When most people, including scientists, even including evolutionary and molecular biologists, talk about evolution, they dwell on the critical aspects of variation and natural selection almost exclusively. These two processes are considered to be the heart and soul of the evolutionary process. But there is another process that must also exist for evolution to occur, and that is replication of the organism in the next generation. I am not talking about reproduction, which of course must occur. Replication is more than simply an organism reproducing itself. Replication is the means by which reproduction occurs with extreme accuracy, so that the characteristics of the original are inherited in the offspring. Replication is what makes inheritance possible. And the fact that replication is less than 100% accurate is what allows for the existence of variation, which is critical for evolution.
What we tend to overlook is that replication, while it cannot be perfect (so as to allow for variation), must be very, very good. If it weren’t, then whatever selective advantage an organism might have gained by a change in some allele would not be transmitted to the next generation, and no evolution would occur. If a bird had developed better vision than its siblings, that bird would have a great selective advantage during its own lifetime.

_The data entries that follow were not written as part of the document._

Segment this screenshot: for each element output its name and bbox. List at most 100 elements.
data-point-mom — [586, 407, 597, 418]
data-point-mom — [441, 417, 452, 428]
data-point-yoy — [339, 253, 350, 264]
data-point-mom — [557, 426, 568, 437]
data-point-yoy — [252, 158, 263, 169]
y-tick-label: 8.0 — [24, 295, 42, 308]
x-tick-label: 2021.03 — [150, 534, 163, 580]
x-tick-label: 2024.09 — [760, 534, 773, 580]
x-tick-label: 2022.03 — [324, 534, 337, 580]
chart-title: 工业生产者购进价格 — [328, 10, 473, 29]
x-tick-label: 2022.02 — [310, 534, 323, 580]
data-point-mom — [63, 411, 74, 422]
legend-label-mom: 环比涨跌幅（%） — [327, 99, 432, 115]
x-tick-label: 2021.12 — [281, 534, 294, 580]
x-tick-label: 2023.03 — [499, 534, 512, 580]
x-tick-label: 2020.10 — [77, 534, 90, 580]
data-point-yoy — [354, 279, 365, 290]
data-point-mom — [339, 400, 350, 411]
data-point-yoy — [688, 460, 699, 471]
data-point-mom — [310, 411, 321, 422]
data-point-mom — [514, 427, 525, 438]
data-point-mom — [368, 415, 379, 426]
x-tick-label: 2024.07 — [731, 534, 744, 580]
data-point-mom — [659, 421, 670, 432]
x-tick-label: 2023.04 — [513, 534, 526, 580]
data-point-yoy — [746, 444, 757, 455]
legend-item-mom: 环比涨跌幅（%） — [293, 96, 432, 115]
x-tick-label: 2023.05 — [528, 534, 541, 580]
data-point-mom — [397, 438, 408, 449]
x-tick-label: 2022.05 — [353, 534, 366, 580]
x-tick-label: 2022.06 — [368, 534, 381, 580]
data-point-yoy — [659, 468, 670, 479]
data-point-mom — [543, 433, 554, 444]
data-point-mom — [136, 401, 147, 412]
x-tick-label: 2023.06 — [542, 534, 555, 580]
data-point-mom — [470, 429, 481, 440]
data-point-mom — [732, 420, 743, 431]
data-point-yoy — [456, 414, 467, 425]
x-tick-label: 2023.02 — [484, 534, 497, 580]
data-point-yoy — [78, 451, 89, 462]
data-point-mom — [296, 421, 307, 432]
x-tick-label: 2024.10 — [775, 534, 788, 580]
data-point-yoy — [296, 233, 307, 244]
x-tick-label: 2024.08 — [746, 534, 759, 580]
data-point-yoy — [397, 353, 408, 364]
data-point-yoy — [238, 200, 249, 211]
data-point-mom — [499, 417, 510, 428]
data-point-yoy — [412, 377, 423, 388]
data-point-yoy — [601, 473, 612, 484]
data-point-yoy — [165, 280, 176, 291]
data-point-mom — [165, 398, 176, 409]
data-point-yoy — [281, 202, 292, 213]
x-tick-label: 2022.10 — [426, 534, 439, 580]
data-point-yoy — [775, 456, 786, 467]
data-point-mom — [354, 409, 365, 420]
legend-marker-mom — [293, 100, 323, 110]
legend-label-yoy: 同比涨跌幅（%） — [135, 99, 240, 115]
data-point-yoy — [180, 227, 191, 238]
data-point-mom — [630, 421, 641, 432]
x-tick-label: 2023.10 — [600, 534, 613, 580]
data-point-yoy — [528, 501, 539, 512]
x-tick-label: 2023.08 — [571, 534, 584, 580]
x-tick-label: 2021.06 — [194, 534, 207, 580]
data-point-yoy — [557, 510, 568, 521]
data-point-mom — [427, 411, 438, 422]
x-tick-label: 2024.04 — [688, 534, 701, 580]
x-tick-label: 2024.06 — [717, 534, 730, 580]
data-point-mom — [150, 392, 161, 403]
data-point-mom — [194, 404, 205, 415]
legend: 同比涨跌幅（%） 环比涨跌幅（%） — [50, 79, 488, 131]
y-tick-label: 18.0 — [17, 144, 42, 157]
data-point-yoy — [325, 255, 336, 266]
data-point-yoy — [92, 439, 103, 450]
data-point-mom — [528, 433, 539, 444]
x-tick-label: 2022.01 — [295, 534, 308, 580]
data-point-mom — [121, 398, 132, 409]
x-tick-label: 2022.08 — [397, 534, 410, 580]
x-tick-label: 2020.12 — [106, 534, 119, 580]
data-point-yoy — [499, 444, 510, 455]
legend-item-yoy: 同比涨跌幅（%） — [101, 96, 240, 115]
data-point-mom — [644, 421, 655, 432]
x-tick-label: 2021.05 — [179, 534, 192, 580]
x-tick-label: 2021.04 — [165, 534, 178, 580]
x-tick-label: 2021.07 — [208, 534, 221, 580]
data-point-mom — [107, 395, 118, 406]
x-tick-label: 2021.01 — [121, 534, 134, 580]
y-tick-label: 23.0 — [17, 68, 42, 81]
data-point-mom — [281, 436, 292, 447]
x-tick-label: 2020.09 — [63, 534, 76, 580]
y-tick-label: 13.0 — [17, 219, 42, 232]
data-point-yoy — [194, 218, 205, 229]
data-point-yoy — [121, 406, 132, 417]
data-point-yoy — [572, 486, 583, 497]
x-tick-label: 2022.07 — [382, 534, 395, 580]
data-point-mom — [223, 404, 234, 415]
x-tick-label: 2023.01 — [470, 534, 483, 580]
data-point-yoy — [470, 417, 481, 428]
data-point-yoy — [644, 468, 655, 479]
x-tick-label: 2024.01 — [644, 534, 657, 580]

But if that characteristic were not inherited by its offspring, evolution of better eyesight in that species would never happen.
Modern life replicates its phenotype with at least 99.99999% fidelity. This leaves enough room for naturally occurring errors (mutations) to produce the variation needed for Darwin’s theory to work. But what about the lower limit of replication fidelity? How good must replication be in order to avoid “error catastrophe”—which means, in this context, a level of error such that no selective advantage is possible?
The threshold for a mutation rate that would cause an error catastrophe has been determined theoretically and confirmed by experiment to be simply equal to the inverse of the size of the genome. Thus, if an organism has a genome of 10,000 bases, like some bacteria and viruses, a mutation rate greater than 0.0001 or 0.01% would lead to a loss of any selective advantage for the fittest organisms, and thus it would not allow for evolution to work. This seems like a very low mutation rate, and it is, but of course in large multicelled organisms with genomes in the billions of bases, the error rate is correspondingly lower. Since replication fidelity is equal to 1 minus the mutation rate, the minimal level of replication fidelity is 0.9999 for single-celled organisms, and 0.9999999 for animals and plants.
Are such high values for replication fidelity in early life reasonable to expect? Not when we consider that for even the most primitive modern organisms, replication, transcription and translation involves a host of error correction enzymatic processes, all of which had to evolve—but how could they if the prevailing error rate was too high to allow for evolution?
This seems to leave a large gaping hole in our attempt to understand the origin of life, particularly the origin of evolution. The best solution to this mystery is to posit some other type of evolutionary process whereby early primitive cells could replicate themselves (meaning their entire phenotype) with great accuracy that did not involve the extremely complex advanced mechanisms of DNA replication and DNA-directed protein synthesis. The RNA world (generally assumed to predate DNA world) doesn’t look much better. Even if we assume that the RNA-world genome is a set of RNA ribozymes, and that the smallest such self-replicating molecule might be as small as 50 bases, we still need to have a 98% accuracy in replication of RNA, which is far less than the 80% fidelity (at best) observed in lab experiments. We have no idea what such an alternative evolutionary mechanism not working with replicating nucleic acid polymers might consist of.
But we can still address the fundamental question of replication fidelity evolution even if we have no idea how that evolution could have occurred. I recently completed a study of a simulation model for studying replication fidelity in early life that makes no assumptions about replication mechanisms.
The results (which I have recently submitted in a paper for publication) are interesting. To summarize, it seems very clear that regardless of what the unknown evolutionary mechanism might be, a smoothly continuous evolutionary path to high replication fidelity is impossible. At some point during the evolution of protolife to modern life, there had to be one or more major jumps (saltational events) in the degree of replication fidelity. We have a long way to go before we can get close to any idea of how life and evolution might have gotten started.